An obscure initiative called People for Ethical Nanomedicine—a PR front for several cosmetics companies—issues an ad that purports that young people who grew up with calli lack understanding of the world in essential ways. The day before the vote at the college, Rebecca Boyer, spokesperson for People for Ethical Nanomedicine, gives a populist speech warning about the abuse by the putative minority of those without callies, should the initiative be voted in, contributing to the defeat of calliagnosia initiative. Later, the PR company is exposed for using “new software capable of fine-tuning paralinguistic cues in order to maximize the emotional response evoked in viewers” (261). Walter Lambert warns that the new software poses new threats to our perception of reality: “We’ll become dissatisfied with the people we interact with in real life, because they won’t be as engaging” (262).  

Story 8 Analysis

This story examines to what extent physical beauty and attractiveness influence our perception of people, and the different ways individuals behave towards those they perceive as beautiful. In the Story Notes, Chiang clarifies his initial ideas: “[H]ow thoroughly we’re influenced by appearances; we favor attractive people even in a situation where we’ll never meet them” (269). This is a reference to an experiment in which psychologists proved humans are more likely to hand in a “lost” job application if the person on the photo is attractive. Chiang also says that “even in a discussion of its drawbacks, beauty is providing its possessors with an advantage” (271), and he makes this position clear throughout the story.

When Tamera Lyons has her calli turned off and realizes she is pretty, she still operates on only a notional level of what beauty is; since she had a calli for most of her childhood, her aesthetic perceptions did not develop to allow her to understand prettiness instinctively. However, the sociocultural customs give her an understanding of what beauty means: In movies, she says, “[Y]ou always knew the main character was better-looking than the friend” (231). She feels relief at her prettiness because she understands she will be able to use it—and she does, quite instinctively, while trying to convince Garrett to date her again.

Chiang utilizes the unusual format of the story to explore multiple viewpoints on the central issue. This allows him to investigate various conscious and unconscious biases that humans develop regarding physical attractiveness. Tamera’s parents want their daughter to grow up without being overly conscious of the impact appearance has on one’s life. However, they fail to take into account the fact that the whole culture presents ideals of beauty as central to building self-esteem or self-awareness. Even if a person does not recognize which face is pretty and which one is not, they still receive the message that only pretty faces sell products or offer services in a consumerist society. In that sense, even if a person has calliagnosia, they cannot avoid developing a set of values based on the concepts of physical beauty, as those dictates are everywhere as subliminal and open messages.

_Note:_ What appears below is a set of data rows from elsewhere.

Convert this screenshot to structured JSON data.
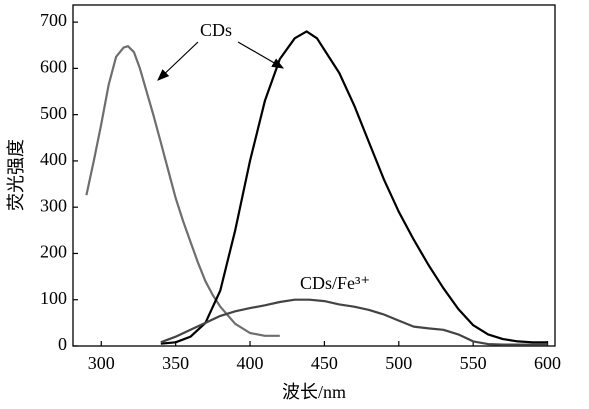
{
  "chart_data": {
    "type": "line",
    "x_label": "波长/nm",
    "y_label": "荧光强度",
    "annotations": [
      {
        "text": "CDs"
      },
      {
        "text": "CDs/Fe³⁺"
      }
    ],
    "xlim": [
      281,
      605
    ],
    "ylim": [
      0,
      737
    ],
    "xticks": [
      300,
      350,
      400,
      450,
      500,
      550,
      600
    ],
    "yticks": [
      0,
      100,
      200,
      300,
      400,
      500,
      600,
      700
    ],
    "grid": false,
    "series": [
      {
        "color": "#6e6e6e",
        "x": [
          290,
          295,
          300,
          305,
          310,
          315,
          318,
          322,
          326,
          330,
          335,
          340,
          345,
          350,
          355,
          360,
          365,
          370,
          375,
          380,
          390,
          400,
          410,
          420
        ],
        "values": [
          326,
          400,
          480,
          565,
          625,
          645,
          648,
          635,
          600,
          555,
          500,
          440,
          380,
          320,
          270,
          225,
          180,
          140,
          110,
          85,
          48,
          28,
          22,
          22
        ]
      },
      {
        "color": "#000000",
        "x": [
          340,
          350,
          360,
          370,
          380,
          390,
          400,
          410,
          420,
          430,
          438,
          445,
          450,
          460,
          470,
          480,
          490,
          500,
          510,
          520,
          530,
          540,
          550,
          560,
          570,
          580,
          590,
          600
        ],
        "values": [
          5,
          8,
          20,
          50,
          120,
          250,
          400,
          530,
          620,
          665,
          680,
          665,
          640,
          590,
          520,
          440,
          360,
          290,
          230,
          175,
          125,
          80,
          45,
          25,
          15,
          10,
          8,
          8
        ]
      },
      {
        "color": "#444444",
        "x": [
          340,
          350,
          360,
          370,
          380,
          390,
          400,
          410,
          420,
          430,
          440,
          450,
          460,
          470,
          480,
          490,
          500,
          510,
          520,
          530,
          540,
          550,
          560,
          570,
          580,
          590,
          600
        ],
        "values": [
          8,
          20,
          35,
          50,
          65,
          75,
          82,
          88,
          95,
          100,
          100,
          97,
          90,
          85,
          78,
          68,
          55,
          42,
          38,
          35,
          25,
          10,
          4,
          3,
          3,
          3,
          3
        ]
      }
    ]
  }
}
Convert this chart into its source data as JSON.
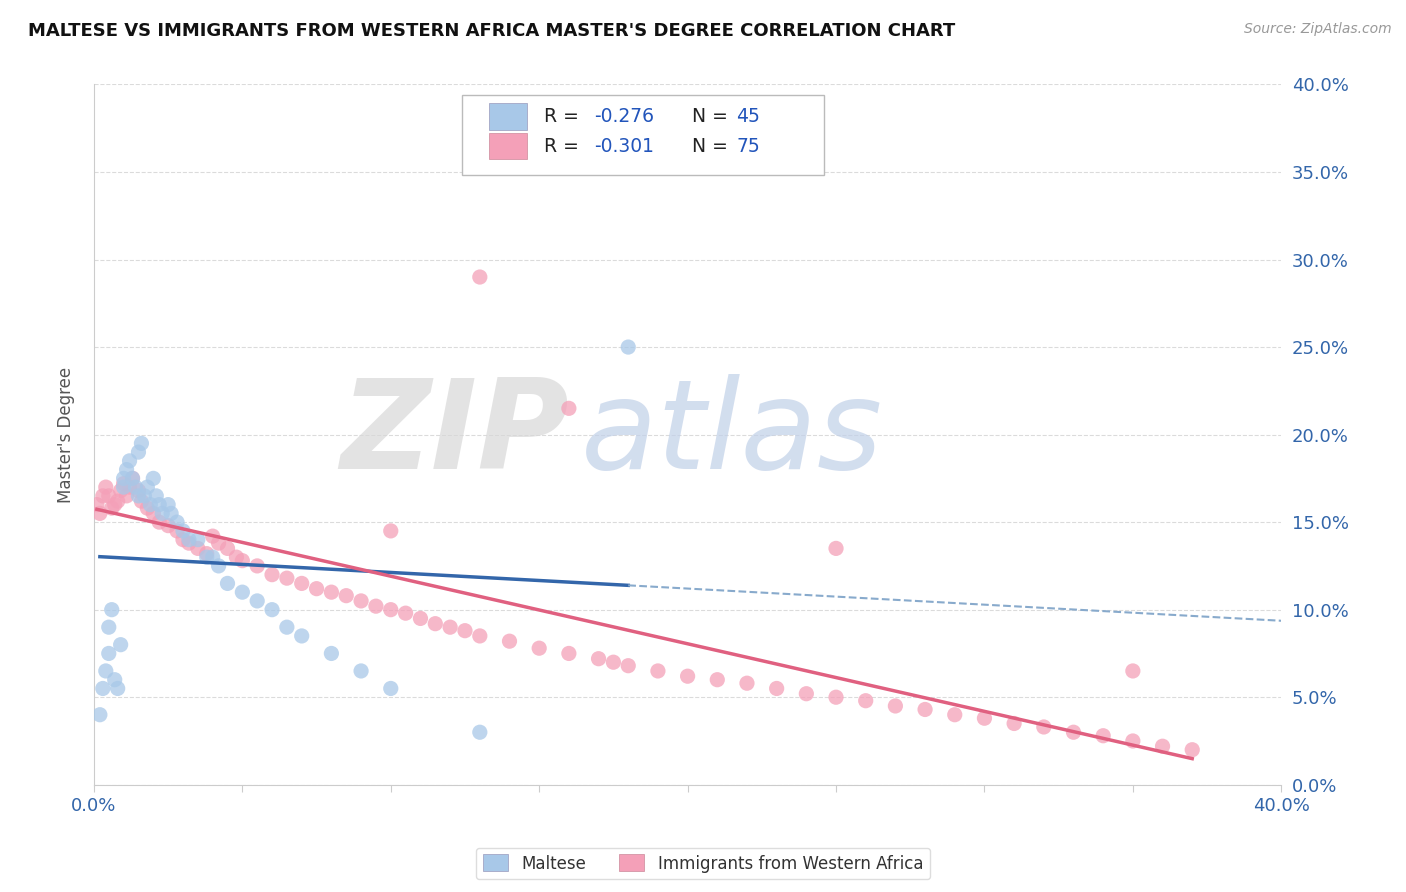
{
  "title": "MALTESE VS IMMIGRANTS FROM WESTERN AFRICA MASTER'S DEGREE CORRELATION CHART",
  "source": "Source: ZipAtlas.com",
  "ylabel": "Master's Degree",
  "xlim": [
    0.0,
    0.4
  ],
  "ylim": [
    0.0,
    0.4
  ],
  "blue_R": -0.276,
  "blue_N": 45,
  "pink_R": -0.301,
  "pink_N": 75,
  "blue_color": "#a8c8e8",
  "pink_color": "#f4a0b8",
  "blue_line_color": "#3366aa",
  "pink_line_color": "#e06080",
  "dashed_line_color": "#88aacc",
  "grid_color": "#cccccc",
  "title_color": "#111111",
  "source_color": "#999999",
  "axis_label_color": "#3366aa",
  "blue_scatter_x": [
    0.002,
    0.003,
    0.004,
    0.005,
    0.005,
    0.006,
    0.007,
    0.008,
    0.009,
    0.01,
    0.01,
    0.011,
    0.012,
    0.013,
    0.014,
    0.015,
    0.015,
    0.016,
    0.017,
    0.018,
    0.019,
    0.02,
    0.021,
    0.022,
    0.023,
    0.025,
    0.026,
    0.028,
    0.03,
    0.032,
    0.035,
    0.038,
    0.04,
    0.042,
    0.045,
    0.05,
    0.055,
    0.06,
    0.065,
    0.07,
    0.08,
    0.09,
    0.1,
    0.13,
    0.18
  ],
  "blue_scatter_y": [
    0.04,
    0.055,
    0.065,
    0.075,
    0.09,
    0.1,
    0.06,
    0.055,
    0.08,
    0.17,
    0.175,
    0.18,
    0.185,
    0.175,
    0.17,
    0.165,
    0.19,
    0.195,
    0.165,
    0.17,
    0.16,
    0.175,
    0.165,
    0.16,
    0.155,
    0.16,
    0.155,
    0.15,
    0.145,
    0.14,
    0.14,
    0.13,
    0.13,
    0.125,
    0.115,
    0.11,
    0.105,
    0.1,
    0.09,
    0.085,
    0.075,
    0.065,
    0.055,
    0.03,
    0.25
  ],
  "pink_scatter_x": [
    0.001,
    0.002,
    0.003,
    0.004,
    0.005,
    0.006,
    0.007,
    0.008,
    0.009,
    0.01,
    0.011,
    0.012,
    0.013,
    0.015,
    0.016,
    0.018,
    0.02,
    0.022,
    0.025,
    0.028,
    0.03,
    0.032,
    0.035,
    0.038,
    0.04,
    0.042,
    0.045,
    0.048,
    0.05,
    0.055,
    0.06,
    0.065,
    0.07,
    0.075,
    0.08,
    0.085,
    0.09,
    0.095,
    0.1,
    0.105,
    0.11,
    0.115,
    0.12,
    0.125,
    0.13,
    0.14,
    0.15,
    0.16,
    0.17,
    0.175,
    0.18,
    0.19,
    0.2,
    0.21,
    0.22,
    0.23,
    0.24,
    0.25,
    0.26,
    0.27,
    0.28,
    0.29,
    0.3,
    0.31,
    0.32,
    0.33,
    0.34,
    0.35,
    0.36,
    0.37,
    0.1,
    0.13,
    0.16,
    0.25,
    0.35
  ],
  "pink_scatter_y": [
    0.16,
    0.155,
    0.165,
    0.17,
    0.165,
    0.158,
    0.16,
    0.162,
    0.168,
    0.172,
    0.165,
    0.17,
    0.175,
    0.168,
    0.162,
    0.158,
    0.155,
    0.15,
    0.148,
    0.145,
    0.14,
    0.138,
    0.135,
    0.132,
    0.142,
    0.138,
    0.135,
    0.13,
    0.128,
    0.125,
    0.12,
    0.118,
    0.115,
    0.112,
    0.11,
    0.108,
    0.105,
    0.102,
    0.1,
    0.098,
    0.095,
    0.092,
    0.09,
    0.088,
    0.085,
    0.082,
    0.078,
    0.075,
    0.072,
    0.07,
    0.068,
    0.065,
    0.062,
    0.06,
    0.058,
    0.055,
    0.052,
    0.05,
    0.048,
    0.045,
    0.043,
    0.04,
    0.038,
    0.035,
    0.033,
    0.03,
    0.028,
    0.025,
    0.022,
    0.02,
    0.145,
    0.29,
    0.215,
    0.135,
    0.065
  ]
}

Another issue Chiang emphasizes is the abuse of such human biases by corporate consumer industries. Tamera finds herself unable to take her eyes off a female model in a commercial because the woman depicted represents a tantalizing ideal to be admired and envied passively. Companies that sell various products count on appearances to make sure that people always have a projected and unachievable fantasy of beauty, which in turn makes them buy products claiming to bring the fantasy closer. In the story, this ranges from cosmetics to plastic surgery to movies. The story’s ending even offers the notion of a new digital enhancement that will render everyone charismatic. Through this, Chiang reminds readers that it is not only physical beauty for which individuals develop such strong biases, but also desirable personality traits. That opens up a completely new set of ethical issues, especially in an age of gigantic technological advances.